Learning Gradient Fields for Molecular Conformation Generation

This paper addresses a fundamental problem in computational chemistry: the generation of molecular conformations from 2D molecular graphs. The novel approach introduced, termed ConfGF, proposes estimating the gradient fields of the log density of atomic coordinates directly, leveraging the principles of score-based generative models. This contrasts with traditional methods that estimate interatomic distances first, followed by deriving stable 3D structures, often resulting in compounded errors due to noise in distance predictions.

Methodology

ConfGF aims to exploit the concepts from force field methods used in molecular dynamics simulations. The primary advancement here is the use of gradient fields that allow the generation of stable molecular conformations via Langevin dynamics.
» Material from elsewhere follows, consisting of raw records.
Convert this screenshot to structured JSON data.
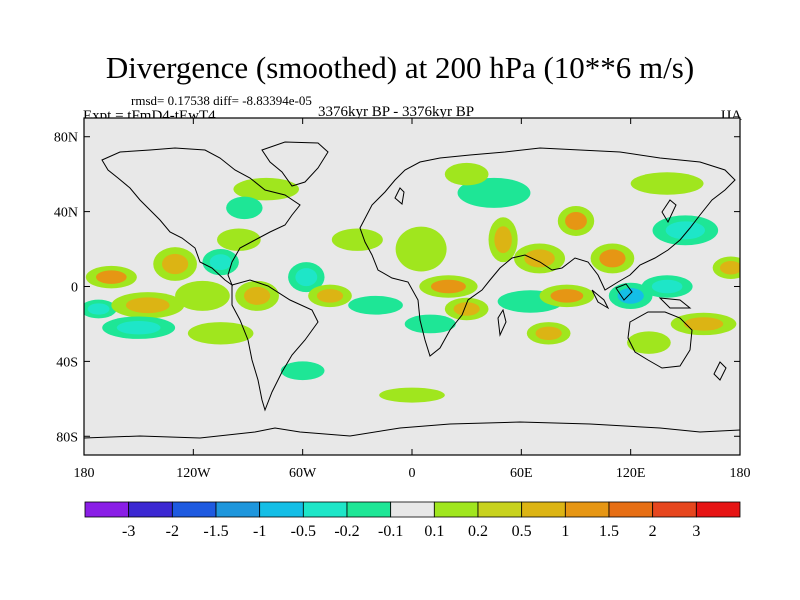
{
  "chart_data": {
    "type": "heatmap",
    "title": "Divergence (smoothed) at 200 hPa (10**6 m/s)",
    "stats_line": "rmsd= 0.17538 diff= -8.83394e-05",
    "experiment": "Expt = tFmD4-tEwT4",
    "period": "3376kyr BP - 3376kyr BP",
    "season": "JJA",
    "x_ticks": [
      "180",
      "120W",
      "60W",
      "0",
      "60E",
      "120E",
      "180"
    ],
    "x_tick_values": [
      -180,
      -120,
      -60,
      0,
      60,
      120,
      180
    ],
    "y_ticks": [
      "80N",
      "40N",
      "0",
      "40S",
      "80S"
    ],
    "y_tick_values": [
      80,
      40,
      0,
      -40,
      -80
    ],
    "xlim": [
      -180,
      180
    ],
    "ylim": [
      -90,
      90
    ],
    "colorbar": {
      "colors": [
        "#8a1ee6",
        "#3c28d2",
        "#1e5ae0",
        "#1e96dc",
        "#14bee6",
        "#1ee6c8",
        "#1ee696",
        "#e8e8e8",
        "#a0e61e",
        "#c8d21e",
        "#dcb414",
        "#e69614",
        "#e66e14",
        "#e6461e",
        "#e61414"
      ],
      "labels": [
        "-3",
        "-2",
        "-1.5",
        "-1",
        "-0.5",
        "-0.2",
        "-0.1",
        "0.1",
        "0.2",
        "0.5",
        "1",
        "1.5",
        "2",
        "3"
      ]
    },
    "blobs": [
      {
        "lon": -165,
        "lat": 5,
        "rx": 14,
        "ry": 6,
        "v": 1
      },
      {
        "lon": -172,
        "lat": -12,
        "rx": 10,
        "ry": 5,
        "v": -0.5
      },
      {
        "lon": -145,
        "lat": -10,
        "rx": 20,
        "ry": 7,
        "v": 0.5
      },
      {
        "lon": -150,
        "lat": -22,
        "rx": 20,
        "ry": 6,
        "v": -0.5
      },
      {
        "lon": -130,
        "lat": 12,
        "rx": 12,
        "ry": 9,
        "v": 0.5
      },
      {
        "lon": -115,
        "lat": -5,
        "rx": 15,
        "ry": 8,
        "v": 0.2
      },
      {
        "lon": -105,
        "lat": 13,
        "rx": 10,
        "ry": 7,
        "v": -0.5
      },
      {
        "lon": -95,
        "lat": 25,
        "rx": 12,
        "ry": 6,
        "v": 0.2
      },
      {
        "lon": -85,
        "lat": -5,
        "rx": 12,
        "ry": 8,
        "v": 0.5
      },
      {
        "lon": -105,
        "lat": -25,
        "rx": 18,
        "ry": 6,
        "v": 0.2
      },
      {
        "lon": -80,
        "lat": 52,
        "rx": 18,
        "ry": 6,
        "v": 0.2
      },
      {
        "lon": -92,
        "lat": 42,
        "rx": 10,
        "ry": 6,
        "v": -0.2
      },
      {
        "lon": -58,
        "lat": 5,
        "rx": 10,
        "ry": 8,
        "v": -0.5
      },
      {
        "lon": -45,
        "lat": -5,
        "rx": 12,
        "ry": 6,
        "v": 0.5
      },
      {
        "lon": -30,
        "lat": 25,
        "rx": 14,
        "ry": 6,
        "v": 0.2
      },
      {
        "lon": -20,
        "lat": -10,
        "rx": 15,
        "ry": 5,
        "v": -0.2
      },
      {
        "lon": 5,
        "lat": 20,
        "rx": 14,
        "ry": 12,
        "v": 0.2
      },
      {
        "lon": 20,
        "lat": 0,
        "rx": 16,
        "ry": 6,
        "v": 1
      },
      {
        "lon": 30,
        "lat": -12,
        "rx": 12,
        "ry": 6,
        "v": 0.5
      },
      {
        "lon": 10,
        "lat": -20,
        "rx": 14,
        "ry": 5,
        "v": -0.2
      },
      {
        "lon": 45,
        "lat": 50,
        "rx": 20,
        "ry": 8,
        "v": -0.2
      },
      {
        "lon": 30,
        "lat": 60,
        "rx": 12,
        "ry": 6,
        "v": 0.2
      },
      {
        "lon": 50,
        "lat": 25,
        "rx": 8,
        "ry": 12,
        "v": 0.5
      },
      {
        "lon": 70,
        "lat": 15,
        "rx": 14,
        "ry": 8,
        "v": 0.5
      },
      {
        "lon": 65,
        "lat": -8,
        "rx": 18,
        "ry": 6,
        "v": -0.2
      },
      {
        "lon": 90,
        "lat": 35,
        "rx": 10,
        "ry": 8,
        "v": 1
      },
      {
        "lon": 85,
        "lat": -5,
        "rx": 15,
        "ry": 6,
        "v": 1
      },
      {
        "lon": 75,
        "lat": -25,
        "rx": 12,
        "ry": 6,
        "v": 0.5
      },
      {
        "lon": 110,
        "lat": 15,
        "rx": 12,
        "ry": 8,
        "v": 1
      },
      {
        "lon": 120,
        "lat": -5,
        "rx": 12,
        "ry": 7,
        "v": -1
      },
      {
        "lon": 140,
        "lat": 0,
        "rx": 14,
        "ry": 6,
        "v": -0.5
      },
      {
        "lon": 150,
        "lat": 30,
        "rx": 18,
        "ry": 8,
        "v": -0.5
      },
      {
        "lon": 160,
        "lat": -20,
        "rx": 18,
        "ry": 6,
        "v": 0.5
      },
      {
        "lon": 130,
        "lat": -30,
        "rx": 12,
        "ry": 6,
        "v": 0.2
      },
      {
        "lon": 175,
        "lat": 10,
        "rx": 10,
        "ry": 6,
        "v": 0.5
      },
      {
        "lon": 140,
        "lat": 55,
        "rx": 20,
        "ry": 6,
        "v": 0.2
      },
      {
        "lon": 0,
        "lat": -58,
        "rx": 18,
        "ry": 4,
        "v": 0.2
      },
      {
        "lon": -60,
        "lat": -45,
        "rx": 12,
        "ry": 5,
        "v": -0.2
      }
    ]
  }
}
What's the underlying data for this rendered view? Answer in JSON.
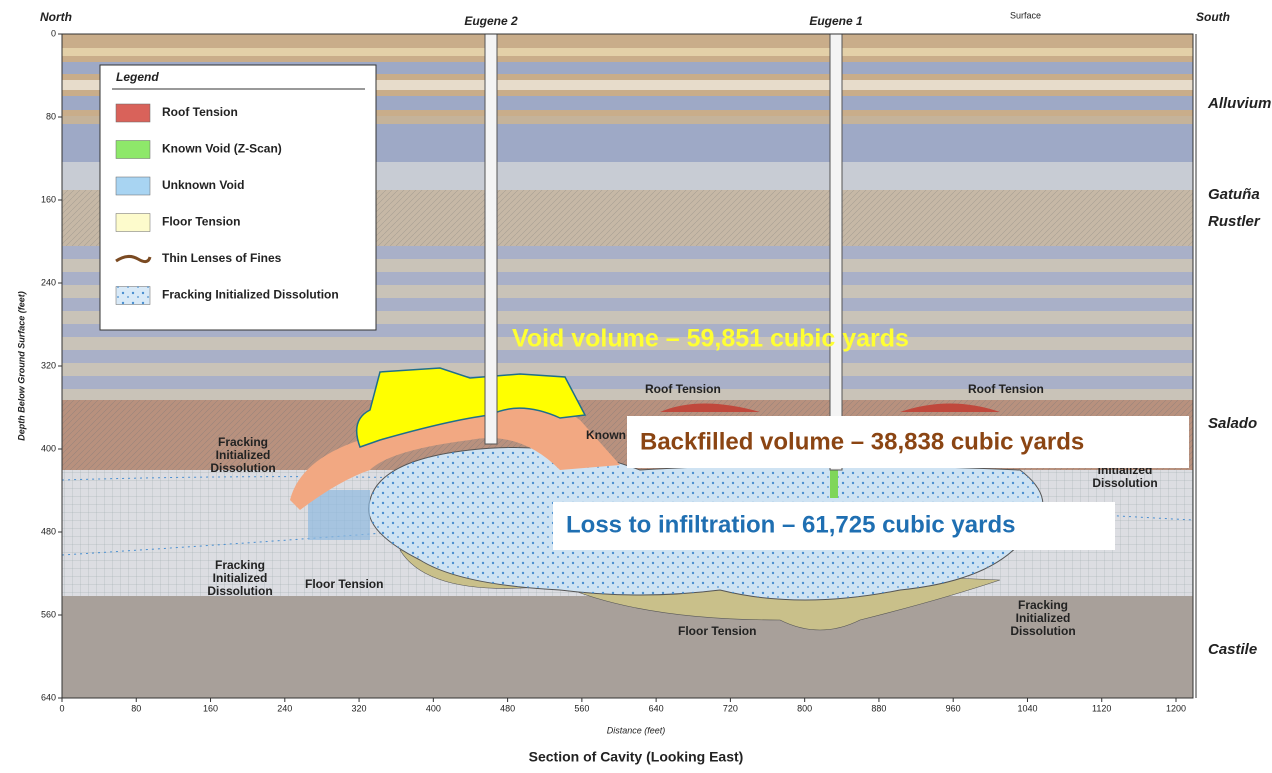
{
  "header": {
    "north": "North",
    "south": "South",
    "surface": "Surface"
  },
  "wells": [
    {
      "label": "Eugene 2"
    },
    {
      "label": "Eugene 1"
    }
  ],
  "formations": [
    "Alluvium",
    "Gatuña",
    "Rustler",
    "Salado",
    "Castile"
  ],
  "axes": {
    "y_label": "Depth Below Ground Surface (feet)",
    "x_label": "Distance (feet)",
    "xlim": [
      0,
      1200
    ],
    "ylim": [
      0,
      640
    ],
    "xticks": [
      0,
      80,
      160,
      240,
      320,
      400,
      480,
      560,
      640,
      720,
      800,
      880,
      960,
      1040,
      1120,
      1200
    ],
    "yticks": [
      0,
      80,
      160,
      240,
      320,
      400,
      480,
      560,
      640
    ]
  },
  "legend": {
    "title": "Legend",
    "items": [
      "Roof Tension",
      "Known Void (Z-Scan)",
      "Unknown Void",
      "Floor Tension",
      "Thin Lenses of Fines",
      "Fracking Initialized Dissolution"
    ]
  },
  "labels": {
    "roof_tension": "Roof Tension",
    "floor_tension": "Floor Tension",
    "known_void": "Known Void",
    "fracking": [
      "Fracking",
      "Initialized",
      "Dissolution"
    ],
    "fracking_partial": [
      "Initialized",
      "Dissolution"
    ]
  },
  "annotations": {
    "void": "Void volume – 59,851 cubic yards",
    "backfill": "Backfilled volume – 38,838 cubic yards",
    "loss": "Loss to infiltration – 61,725 cubic yards"
  },
  "caption": "Section of Cavity (Looking East)"
}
The challenge of roto-translation equivariance of the molecular systems is effectively tackled by translating gradient estimates of atomic coordinates into gradients in the interatomic distance space. This is achieved by employing score matching techniques, contributing to a more robust estimation of gradients and consequent generation quality.

Experimental Setup and Results

In evaluating ConfGF, the research employs benchmarks such as GEOM-QM9, GEOM-Drugs, and ISO17 for conformation generation and property prediction tasks. ConfGF demonstrates significant improvement over state-of-the-art baselines across multiple metrics. The conformation generation task shows ConfGF delivering superior diversity (Coverage - COV) and accuracy (Matching - MAT) scores. Moreover, the generation quality is reflected in more accurate ensemble property predictions compared with established methods like RDKit and other learning-based models.

Implications and Future Directions

The practical implications of ConfGF are significant, especially in drug discovery and materials science, where accurate molecular conformations are crucial. The theoretical implications further extend into understanding molecular interactions better, contributing foundational work toward paradigm shifts in computational chemistry practices.

Looking forward, ConfGF lays the groundwork for future developments in AI-driven molecular simulation and design. Integrating stereochemical considerations—a topic not deeply covered here—could provide further refinement to ConfGF and related models. The adaptation of this approach to broader domains such as many-body particle systems remains an open and promising avenue.

Conclusion

ConfGF presents an innovative, single-stage framework that refines the generation of molecular conformations. By directly leveraging atomic coordinates' gradient fields, it surpasses previous models that require multi-step processes, ensuring more efficient and accurate conformation generation. This paper serves as a prominent stepping-stone in the application of neural networks to real-world molecular chemistry problems, reaffirming the interplay between AI and scientific inquiry.